Ia tinggal di Bayur, Kelurahan Sempaja Utara, bersama ibunya yang bekerja sebagai asisten rumah tangga. Ayahnya telah meninggal dunia.
“Saya tahu ada nama saya di daftar PIP (Program Indonesia Pintar), dari Dinsos. Lalu dia kasih tahu soal Sekolah Rakyat ini,” kata Randi.
Randi adalah lulusan SMP Negeri 47 Samarinda.
Sebelum diterima di Sekolah Rakyat, ia sempat bekerja sebagai pelayan di sebuah vila untuk membantu kebutuhan keluarganya.
“Sekarang libur dulu karena mau masuk sekolah. Nanti tinggal di asrama, semuanya sendiri. Tapi orang tua setuju,” ujarnya.
Terkait fasilitas di asrama Sekolah Rakyat, Randi mengatakan sudah menerima penjelasan dari Dinas Sosial dan mengaku tidak sabar segera bersekolah di Sekolah Rakyat.
“Katanya makan ditanggung, seragam juga, tinggal di asrama dapat iPad, sepatu, sama pakaian sehari-hari. Jadi bisa lebih mandiri,” ujarnya.
“Saya belum tahu seperti apa sekolahnya, tapi saya siap. Ini kesempatan buat saya mandiri. Semua fasilitas katanya disiapkan, tinggal di asrama, makan dan baju juga ditanggung,” tambah Randi.
Sekolah Rakyat Siapkan Pola Pembinaan dan Perlindungan Anak dari Kekerasan
Kepala Sekolah Rakyat Samarinda, Hasyim, menjelaskan bahwa hasil pemeriksaan para siswa akan dijadikan dasar untuk pemetaan kondisi fisik dan perencanaan pembinaan selama di asrama.
“Karena mereka tinggal di asrama dan mengikuti pola hidup yang sama, data kesehatan sangat penting. Kami ingin tahu kondisi fisik mereka, riwayat penyakit, hingga tingkat kebugaran. Semua ini akan dikombinasikan dengan tes karakter dan talent DNA nanti,” jelas Hasyim.

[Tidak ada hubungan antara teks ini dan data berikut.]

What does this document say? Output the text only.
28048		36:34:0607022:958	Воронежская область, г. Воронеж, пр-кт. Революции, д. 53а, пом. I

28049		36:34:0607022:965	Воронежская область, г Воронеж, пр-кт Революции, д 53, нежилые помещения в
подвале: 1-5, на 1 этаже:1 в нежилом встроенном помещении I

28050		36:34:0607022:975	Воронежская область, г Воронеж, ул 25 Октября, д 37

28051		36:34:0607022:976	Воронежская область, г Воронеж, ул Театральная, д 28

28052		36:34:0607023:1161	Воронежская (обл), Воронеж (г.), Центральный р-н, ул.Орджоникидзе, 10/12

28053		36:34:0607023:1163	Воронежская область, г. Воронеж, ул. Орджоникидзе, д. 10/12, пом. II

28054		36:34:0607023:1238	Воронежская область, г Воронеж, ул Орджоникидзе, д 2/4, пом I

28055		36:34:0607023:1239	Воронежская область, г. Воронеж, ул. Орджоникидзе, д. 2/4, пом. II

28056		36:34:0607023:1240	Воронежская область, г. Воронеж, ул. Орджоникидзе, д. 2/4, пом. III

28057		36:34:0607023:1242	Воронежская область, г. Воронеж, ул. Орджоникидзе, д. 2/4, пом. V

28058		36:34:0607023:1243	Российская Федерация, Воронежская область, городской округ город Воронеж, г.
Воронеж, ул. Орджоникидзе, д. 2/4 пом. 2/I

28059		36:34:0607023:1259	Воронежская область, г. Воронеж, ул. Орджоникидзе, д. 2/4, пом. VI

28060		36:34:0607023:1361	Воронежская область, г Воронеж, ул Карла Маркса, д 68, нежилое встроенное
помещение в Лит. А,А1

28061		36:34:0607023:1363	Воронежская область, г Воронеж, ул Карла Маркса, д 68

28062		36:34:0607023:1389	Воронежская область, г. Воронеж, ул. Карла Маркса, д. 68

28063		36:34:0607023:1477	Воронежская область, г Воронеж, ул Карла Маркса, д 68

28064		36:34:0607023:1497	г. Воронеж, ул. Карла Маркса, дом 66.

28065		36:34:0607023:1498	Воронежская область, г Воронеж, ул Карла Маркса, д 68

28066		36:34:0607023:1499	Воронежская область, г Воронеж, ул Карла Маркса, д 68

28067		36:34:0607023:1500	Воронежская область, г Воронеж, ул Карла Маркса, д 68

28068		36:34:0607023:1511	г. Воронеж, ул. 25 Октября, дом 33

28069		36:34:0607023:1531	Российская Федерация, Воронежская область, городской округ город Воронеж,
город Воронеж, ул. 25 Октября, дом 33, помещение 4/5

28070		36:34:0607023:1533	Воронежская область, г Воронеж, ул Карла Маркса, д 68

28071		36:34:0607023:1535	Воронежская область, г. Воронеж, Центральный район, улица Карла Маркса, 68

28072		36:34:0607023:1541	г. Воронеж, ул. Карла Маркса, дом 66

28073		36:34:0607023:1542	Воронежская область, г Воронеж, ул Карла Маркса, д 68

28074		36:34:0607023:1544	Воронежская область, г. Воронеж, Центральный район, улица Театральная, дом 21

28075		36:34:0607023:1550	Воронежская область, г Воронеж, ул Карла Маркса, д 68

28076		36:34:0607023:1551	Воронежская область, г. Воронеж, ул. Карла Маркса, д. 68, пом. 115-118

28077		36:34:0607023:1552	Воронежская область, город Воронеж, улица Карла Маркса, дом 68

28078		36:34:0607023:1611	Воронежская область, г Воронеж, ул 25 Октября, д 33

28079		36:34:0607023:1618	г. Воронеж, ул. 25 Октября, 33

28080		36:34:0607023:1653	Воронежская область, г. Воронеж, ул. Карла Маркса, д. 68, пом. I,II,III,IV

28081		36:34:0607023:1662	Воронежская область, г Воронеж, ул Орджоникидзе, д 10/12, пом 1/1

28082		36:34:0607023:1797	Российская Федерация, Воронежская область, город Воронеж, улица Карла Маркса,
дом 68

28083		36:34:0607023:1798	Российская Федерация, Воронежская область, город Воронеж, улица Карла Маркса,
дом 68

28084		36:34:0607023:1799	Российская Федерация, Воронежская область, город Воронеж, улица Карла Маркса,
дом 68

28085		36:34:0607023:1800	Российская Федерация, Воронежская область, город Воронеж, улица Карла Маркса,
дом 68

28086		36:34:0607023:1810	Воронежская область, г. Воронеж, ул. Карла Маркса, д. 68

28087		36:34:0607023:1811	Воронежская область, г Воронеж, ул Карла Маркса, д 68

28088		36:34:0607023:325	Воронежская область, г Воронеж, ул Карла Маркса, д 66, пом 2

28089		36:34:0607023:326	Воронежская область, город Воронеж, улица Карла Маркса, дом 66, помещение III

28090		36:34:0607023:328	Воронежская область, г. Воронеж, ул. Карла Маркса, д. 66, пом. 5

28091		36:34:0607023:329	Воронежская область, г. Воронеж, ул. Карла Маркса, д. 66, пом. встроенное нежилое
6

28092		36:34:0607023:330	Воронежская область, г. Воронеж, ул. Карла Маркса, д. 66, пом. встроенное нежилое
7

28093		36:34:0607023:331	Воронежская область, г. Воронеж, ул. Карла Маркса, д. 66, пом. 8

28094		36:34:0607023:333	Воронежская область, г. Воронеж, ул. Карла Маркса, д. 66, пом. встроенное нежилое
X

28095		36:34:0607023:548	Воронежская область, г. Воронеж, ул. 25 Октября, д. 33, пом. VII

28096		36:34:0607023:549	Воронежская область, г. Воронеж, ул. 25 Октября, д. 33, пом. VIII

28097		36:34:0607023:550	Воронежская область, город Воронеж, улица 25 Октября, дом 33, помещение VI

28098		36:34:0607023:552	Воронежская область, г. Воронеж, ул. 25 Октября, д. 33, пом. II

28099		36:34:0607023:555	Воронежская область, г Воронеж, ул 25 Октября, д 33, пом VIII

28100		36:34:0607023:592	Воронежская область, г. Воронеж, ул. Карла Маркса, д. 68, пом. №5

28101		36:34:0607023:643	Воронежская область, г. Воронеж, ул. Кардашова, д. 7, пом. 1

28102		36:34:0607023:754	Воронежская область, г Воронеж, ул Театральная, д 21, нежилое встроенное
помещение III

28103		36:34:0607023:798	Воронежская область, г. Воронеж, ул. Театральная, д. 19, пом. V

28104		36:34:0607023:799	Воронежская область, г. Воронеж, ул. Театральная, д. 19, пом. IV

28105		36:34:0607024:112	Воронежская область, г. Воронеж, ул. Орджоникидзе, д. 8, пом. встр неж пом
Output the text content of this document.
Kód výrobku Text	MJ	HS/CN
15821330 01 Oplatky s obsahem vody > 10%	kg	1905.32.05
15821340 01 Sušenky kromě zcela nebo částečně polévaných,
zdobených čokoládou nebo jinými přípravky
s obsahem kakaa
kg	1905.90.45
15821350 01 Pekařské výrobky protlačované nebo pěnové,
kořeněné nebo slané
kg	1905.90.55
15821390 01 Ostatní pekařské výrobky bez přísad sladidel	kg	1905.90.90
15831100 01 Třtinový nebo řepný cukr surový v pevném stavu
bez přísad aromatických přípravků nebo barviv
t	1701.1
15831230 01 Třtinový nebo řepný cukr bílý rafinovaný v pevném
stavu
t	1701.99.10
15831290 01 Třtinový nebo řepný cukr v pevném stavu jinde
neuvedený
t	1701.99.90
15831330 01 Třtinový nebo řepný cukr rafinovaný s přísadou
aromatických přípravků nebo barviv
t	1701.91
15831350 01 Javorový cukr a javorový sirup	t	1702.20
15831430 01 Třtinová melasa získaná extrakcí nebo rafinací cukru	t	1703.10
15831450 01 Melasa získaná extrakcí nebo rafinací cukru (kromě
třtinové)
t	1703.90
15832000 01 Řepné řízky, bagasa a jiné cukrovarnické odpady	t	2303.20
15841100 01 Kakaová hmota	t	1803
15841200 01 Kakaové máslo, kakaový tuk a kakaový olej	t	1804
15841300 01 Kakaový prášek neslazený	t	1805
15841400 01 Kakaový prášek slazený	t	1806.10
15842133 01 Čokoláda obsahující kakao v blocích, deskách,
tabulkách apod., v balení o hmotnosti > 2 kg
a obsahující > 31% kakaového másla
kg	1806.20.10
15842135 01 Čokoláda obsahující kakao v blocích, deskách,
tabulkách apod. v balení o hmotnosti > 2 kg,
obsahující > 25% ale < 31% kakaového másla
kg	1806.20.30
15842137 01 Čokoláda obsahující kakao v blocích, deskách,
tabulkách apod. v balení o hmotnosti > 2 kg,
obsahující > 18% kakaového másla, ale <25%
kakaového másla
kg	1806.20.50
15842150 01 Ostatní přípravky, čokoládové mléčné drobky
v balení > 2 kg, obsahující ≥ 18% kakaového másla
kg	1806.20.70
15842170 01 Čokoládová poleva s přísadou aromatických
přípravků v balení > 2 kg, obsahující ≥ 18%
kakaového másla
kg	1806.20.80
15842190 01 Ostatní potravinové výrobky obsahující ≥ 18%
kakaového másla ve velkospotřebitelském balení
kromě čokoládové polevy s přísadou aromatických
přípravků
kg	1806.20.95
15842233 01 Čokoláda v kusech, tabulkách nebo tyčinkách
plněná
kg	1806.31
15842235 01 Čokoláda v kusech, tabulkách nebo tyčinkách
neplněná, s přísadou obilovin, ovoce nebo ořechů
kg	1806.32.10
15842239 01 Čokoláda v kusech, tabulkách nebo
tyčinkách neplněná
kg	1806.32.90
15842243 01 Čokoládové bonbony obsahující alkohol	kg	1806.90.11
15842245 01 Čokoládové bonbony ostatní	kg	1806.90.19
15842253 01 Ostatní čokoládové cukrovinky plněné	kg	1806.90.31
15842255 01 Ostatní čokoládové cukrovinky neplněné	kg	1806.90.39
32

Hasyim menambahkan, selama MPLS, para siswa akan dikenalkan dengan berbagai kegiatan pembinaan karakter.
Mulai dari baris-berbaris, pembinaan kerohanian, hingga pelatihan mental dan kebiasaan hidup disiplin.
“Kami ingin mereka terbiasa hidup mandiri, saling menghargai, dan tidak ada yang merasa lebih tinggi atau rendah. Tidak boleh ada bullying, kekerasan fisik, kekerasan seksual, maupun intoleransi,” tegasnya.
“Anak-anak ini harus dimuliakan. Mereka berhak merasakan kesetaraan dalam pendidikan. Ini bukan hanya soal sekolah, tapi soal bagaimana kita memanusiakan mereka,” pungkasnya.